O MAL MORAL EM HORÁRIO NOBRE

Uma das coisas mais perturbantes e universais na preparação militar em tempo de guerra é a “lavagem ao cérebro” que permite transformar civis, educados para comportamentos pacíficos e respeitadores da lei e da ordem, em guerreiros prontos a matar. Todas as guerras, justas e injustas, defensivas ou ofensivas, não dispensam a construção da imagem do “inimigo”, para educar a agressividade que reside bem no miolo mais primitivo do repertório genético da nossa espécie.

Assisti, incrédulo, na rubrica dominical de Paulo Portas na TVI (Global, 29 de Setembro), a um análogo exercício de brutalidade psicológica – exercido sobre os telespectadores pelo antigo ministro dos negócios estrangeiros – desferindo sobre a jovem estudante e activista sueca de 16 anos, Greta Thunberg, uma barragem de acusações. Curiosamente, estas nunca se detiveram sobre as razões da sua causa, mas visaram, desproporcionadamente, lançar uma autêntica fatwa, uma espécie de rasura simbólica da pessoa de Greta. O comentador da TVI seguiu uma tripla linha de ataque: motivos clínicos, admoestações familiares, e censuras comportamentais. Começou por excluir em absoluto qualquer pertinência do conteúdo das observações de Greta, usando como “argumento” indirecto para essa omissão uma longa descrição das características do autismo, como grave patologia psíquica. Prosseguiu, colocando-se no papel de provedor da infância desvalida, vibrando um duro golpe à alegada falta de cuidado para com a sua saúde psicológica, tanto por parte da sua família, bem como de todos aqueles que a têm convidado para expor as suas ideias nas mais altas tribunas mundiais.

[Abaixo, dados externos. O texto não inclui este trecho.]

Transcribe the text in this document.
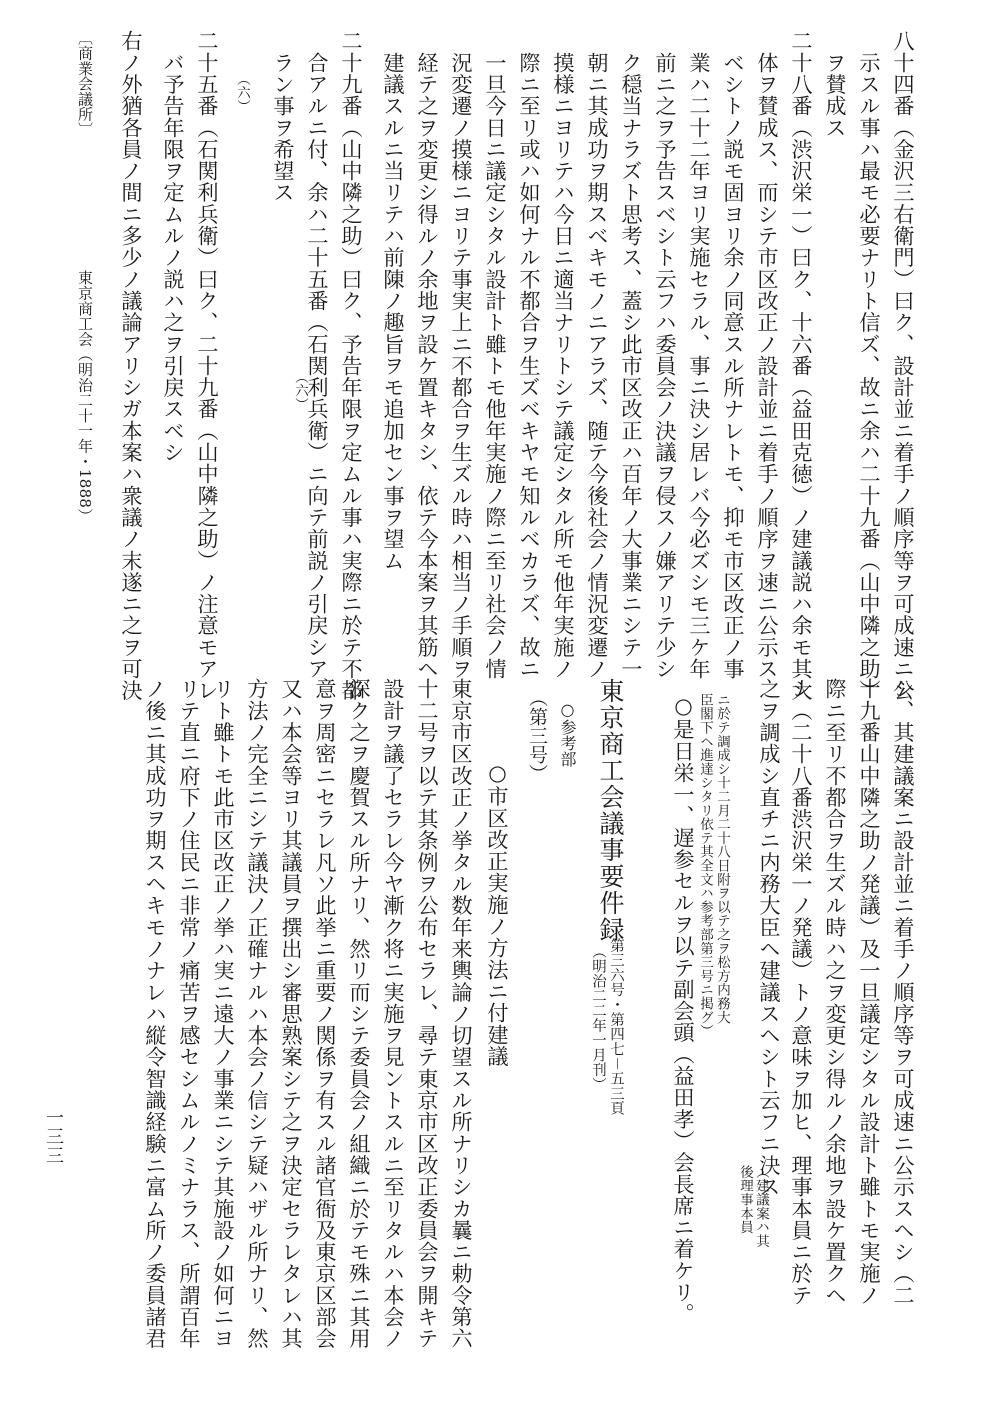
八十四番（金沢三右衛門）曰ク、設計並ニ着手ノ順序等ヲ可成速ニ公

　示スル事ハ最モ必要ナリト信ズ、故ニ余ハ二十九番（山中隣之助）

　ヲ賛成ス

二十八番（渋沢栄一）曰ク、十六番（益田克徳）ノ建議説ハ余モ其大

　体ヲ賛成ス、而シテ市区改正ノ設計並ニ着手ノ順序ヲ速ニ公示ス

　ベシトノ説モ固ヨリ余ノ同意スル所ナレトモ、抑モ市区改正ノ事

　業ハ二十二年ヨリ実施セラル、事ニ決シ居レバ今必ズシモ三ケ年

　前ニ之ヲ予告スベシト云フハ委員会ノ決議ヲ侵スノ嫌アリテ少シ

　ク穏当ナラズト思考ス、蓋シ此市区改正ハ百年ノ大事業ニシテ一

　朝ニ其成功ヲ期スベキモノニアラズ、随テ今後社会ノ情況変遷ノ

　摸様ニヨリテハ今日ニ適当ナリトシテ議定シタル所モ他年実施ノ

　際ニ至リ或ハ如何ナル不都合ヲ生ズベキヤモ知ルベカラズ、故ニ

　一旦今日ニ議定シタル設計ト雖トモ他年実施ノ際ニ至リ社会ノ情

　況変遷ノ摸様ニヨリテ事実上ニ不都合ヲ生ズル時ハ相当ノ手順ヲ

　経テ之ヲ変更シ得ルノ余地ヲ設ケ置キタシ、依テ今本案ヲ其筋ヘ

　建議スルニ当リテハ前陳ノ趣旨ヲモ追加セン事ヲ望ム

二十九番（山中隣之助）曰ク、予告年限ヲ定ムル事ハ実際ニ於テ不都

　合アルニ付、余ハ二十五番（石関利兵衛）ニ向テ前説ノ引戻シア

（六）

　ラン事ヲ希望ス

（六）

二十五番（石関利兵衛）曰ク、二十九番（山中隣之助）ノ注意モアレ

　バ予告年限ヲ定ムルノ説ハ之ヲ引戻スベシ

右ノ外猶各員ノ間ニ多少ノ議論アリシガ本案ハ衆議ノ末遂ニ之ヲ可決

〔商業会議所〕
東京商工会（明治二十一年・1888）

シ、其建議案ニ設計並ニ着手ノ順序等ヲ可成速ニ公示スヘシ（二

十九番山中隣之助ノ発議）及一旦議定シタル設計ト雖トモ実施ノ

際ニ至リ不都合ヲ生ズル時ハ之ヲ変更シ得ルノ余地ヲ設ケ置クヘ

シ（二十八番渋沢栄一ノ発議）トノ意味ヲ加ヒ、理事本員ニ於テ

之ヲ調成シ直チニ内務大臣ヘ建議スヘシト云フニ決ス

（建議案ハ其
後理事本員
ニ於テ調成シ十二月二十八日附ヲ以テ之ヲ松方内務大
臣閣下ヘ進達シタリ依テ其全文ハ参考部第三号ニ掲グ）

○是日栄一、遅参セルヲ以テ副会頭（益田孝）会長席ニ着ケリ。

東京商工会議事要件録
第三六号・第四七－五三頁
（明治二二年一月刊）
○参考部
（第三号）
○市区改正実施ノ方法ニ付建議

東京市区改正ノ挙タル数年来輿論ノ切望スル所ナリシカ曩ニ勅令第六

十二号ヲ以テ其条例ヲ公布セラレ、尋テ東京市区改正委員会ヲ開キテ

設計ヲ議了セラレ今ヤ漸ク将ニ実施ヲ見ントスルニ至リタルハ本会ノ

深ク之ヲ慶賀スル所ナリ、然リ而シテ委員会ノ組織ニ於テモ殊ニ其用

意ヲ周密ニセラレ凡ソ此挙ニ重要ノ関係ヲ有スル諸官衙及東京区部会

又ハ本会等ヨリ其議員ヲ撰出シ審思熟案シテ之ヲ決定セラレタレハ其

方法ノ完全ニシテ議決ノ正確ナルハ本会ノ信シテ疑ハザル所ナリ、然

リト雖トモ此市区改正ノ挙ハ実ニ遠大ノ事業ニシテ其施設ノ如何ニヨ

リテ直ニ府下ノ住民ニ非常ノ痛苦ヲ感セシムルノミナラス、所謂百年

ノ後ニ其成功ヲ期スヘキモノナレハ縦令智識経験ニ富ム所ノ委員諸君

一三三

Concluiu, invectivando Greta pela recente e emocional referência, na Cimeira do Clima, à sua infância perdida. Considerou que isso era uma ingratidão para com a sua família e o seu país, que lhe proporcionaram uma infância desafogada, e um insulto para com os jovens pobres dos países do terceiro mundo. Percebe-se que para Portas, quem tem a barriga cheia deveria permanecer calado e agradecido.

Nem por uma só vez, Paulo Portas se referiu ao significado ontologicamente devastador das alterações climáticas sobre o futuro do planeta e da humanidade inteira, nem ao facto de o exemplo de Greta estar a galvanizar generosamente gente de todas as gerações em todos os países do mundo, até nos paupérrimos, e ter levado o Papa Francisco a dizer, em 14 de Junho passado, perante representantes das grandes companhias globais de energia reunidos no Vaticano: “As futuras gerações vão herdar um mundo em grande medida degradado. Os nossos filhos e netos não deveriam ter de pagar os custos da irresponsabilidade da nossa geração.” Com a inegável inteligência calculadora de que é dotado, Paulo Portas, desqualificou Greta, o que é uma forma de desumanização por exclusão, transformando-a num inimigo que se pode desprezar e até eliminar, pelo menos no plano da consciência. Foi um raro momento em que, sob a máscara de opinião, vislumbrei um flagrante espectáculo de mal moral, transmitido em horário nobre.

Viriato Soromenho-Marques

Publicado no Diário de Notícias, edição de 5 de Outubro de 2019, p. 31.